Sorry, somehow I missed this.

They might not. But it would be there, with some “splash page” to look at.

Why do people pay for advertising on diner paper place mats?

Why do they have TV’s in laundromats? Magazines in waiting rooms?

When people are sitting around with nothing better to do, just waiting to be served a meal, waiting for the clothes to dry, waiting for an appointment, if there is a tablet/kiosk displaying anything remotely interesting they may take a look out of curiosity.

Also, the content would be something new and unusual that could capture attention. And mostly it would be oriented towards the needs and interests of the local community. The local community will be involved in creating the content. More a local community communications hub.

It would be just a website that they could also access through their phone, but the kiosk would also serve as a kind of community bulletin board, such as are found in various locations where people can post public announcements, business cards, advertise rooms for rent, put up pictures of lost pets etc.

These kind of things do not automatically pop up on people’s phones, they would have to know about it and navigate to it, whereas a kiosk can be set to a specific page, be made to rotate through various pages.

I got frustrated with the difficulty of trying to set up a splash page / kiosk / website and do text editing, control panel access etc. etc. on a crippled browser / OS.

Also, I don’t know how long it might take me to learn or get used to the porteus package management.

I tried SLAX as an OS that is designed to run on a USB drive with persistence.

Technically I guess, YaCy on a Flash drive and YaCy on a Kiosk are two different topics, or two different projects, but I guess I’m killing two birds with one stone.

The links above are working again. This time I set an admin password. All seems to be running well on SLAX, so far.

Screenshots taken from the YaCy-SLAX install.
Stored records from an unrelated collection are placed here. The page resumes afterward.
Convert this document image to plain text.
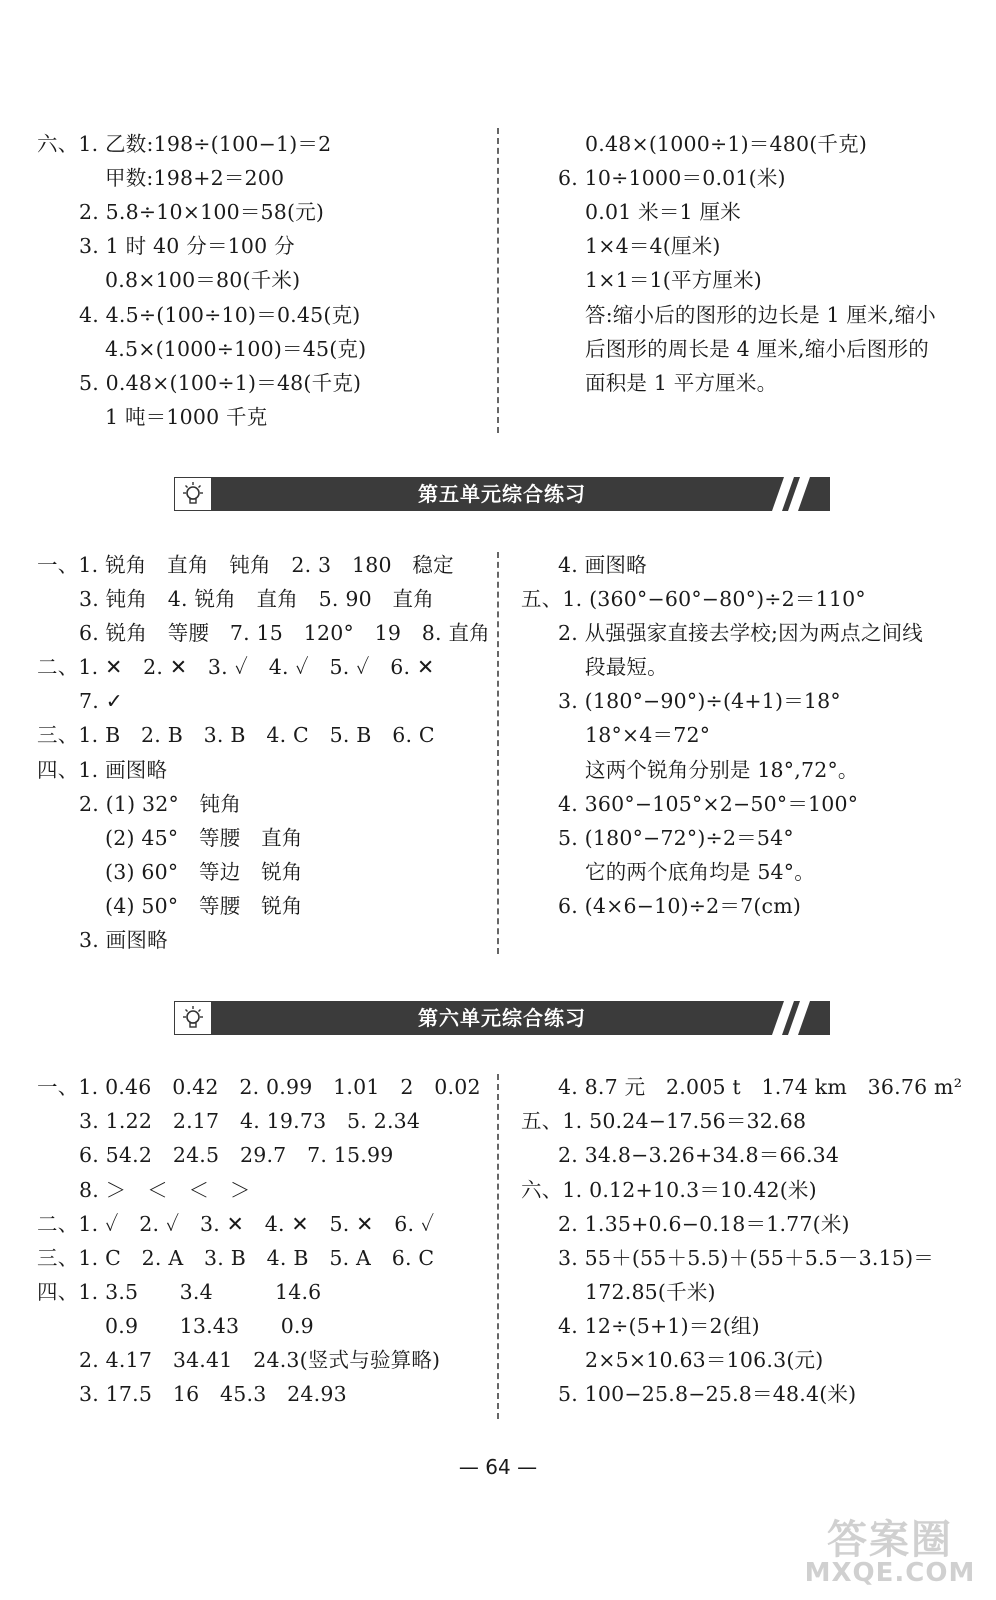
六、1. 乙数:198÷(100−1)＝2
甲数:198+2＝200
2. 5.8÷10×100＝58(元)
3. 1 时 40 分＝100 分
0.8×100＝80(千米)
4. 4.5÷(100÷10)＝0.45(克)
4.5×(1000÷100)＝45(克)
5. 0.48×(100÷1)＝48(千克)
1 吨＝1000 千克
0.48×(1000÷1)＝480(千克)
6. 10÷1000＝0.01(米)
0.01 米＝1 厘米
1×4＝4(厘米)
1×1＝1(平方厘米)
答:缩小后的图形的边长是 1 厘米,缩小
后图形的周长是 4 厘米,缩小后图形的
面积是 1 平方厘米。
第五单元综合练习
一、1. 锐角　直角　钝角　2. 3　180　稳定
3. 钝角　4. 锐角　直角　5. 90　直角
6. 锐角　等腰　7. 15　120°　19　8. 直角
二、1. ✕　2. ✕　3. ✓　4. ✓　5. ✓　6. ✕
7. ✓
三、1. B　2. B　3. B　4. C　5. B　6. C
四、1. 画图略
2. (1) 32°　钝角
(2) 45°　等腰　直角
(3) 60°　等边　锐角
(4) 50°　等腰　锐角
3. 画图略
4. 画图略
五、1. (360°−60°−80°)÷2＝110°
2. 从强强家直接去学校;因为两点之间线
段最短。
3. (180°−90°)÷(4+1)＝18°
18°×4＝72°
这两个锐角分别是 18°,72°。
4. 360°−105°×2−50°＝100°
5. (180°−72°)÷2＝54°
它的两个底角均是 54°。
6. (4×6−10)÷2＝7(cm)
第六单元综合练习
一、1. 0.46　0.42　2. 0.99　1.01　2　0.02
3. 1.22　2.17　4. 19.73　5. 2.34
6. 54.2　24.5　29.7　7. 15.99
8. ＞　＜　＜　＞
二、1. ✓　2. ✓　3. ✕　4. ✕　5. ✕　6. ✓
三、1. C　2. A　3. B　4. B　5. A　6. C
四、1. 3.5　　3.4　　　14.6
0.9　　13.43　　0.9
2. 4.17　34.41　24.3(竖式与验算略)
3. 17.5　16　45.3　24.93
4. 8.7 元　2.005 t　1.74 km　36.76 m²
五、1. 50.24−17.56＝32.68
2. 34.8−3.26+34.8＝66.34
六、1. 0.12+10.3＝10.42(米)
2. 1.35+0.6−0.18＝1.77(米)
3. 55＋(55＋5.5)＋(55＋5.5－3.15)＝
172.85(千米)
4. 12÷(5+1)＝2(组)
2×5×10.63＝106.3(元)
5. 100−25.8−25.8＝48.4(米)
— 64 —
答案圈
MXQE.COM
The normal YaCy installation procedure worked on SLAX via the terminal, ecept it was not necessary to type sudo, for whatever reason i dont know.

apt-get update
dpkg --configure -a
apt-get install -y openjdk-8-jre-headless
wget https://download.yacy.net/yacy_v1.924_20201214_10042.tar.gz
tar xfz yacy_v1.924_20201214_10042.tar.gz
cd yacy

Did some minor customization to the interface:


all running from a USB drive.

I still need to reboot to see if persistent storage is actually working properly.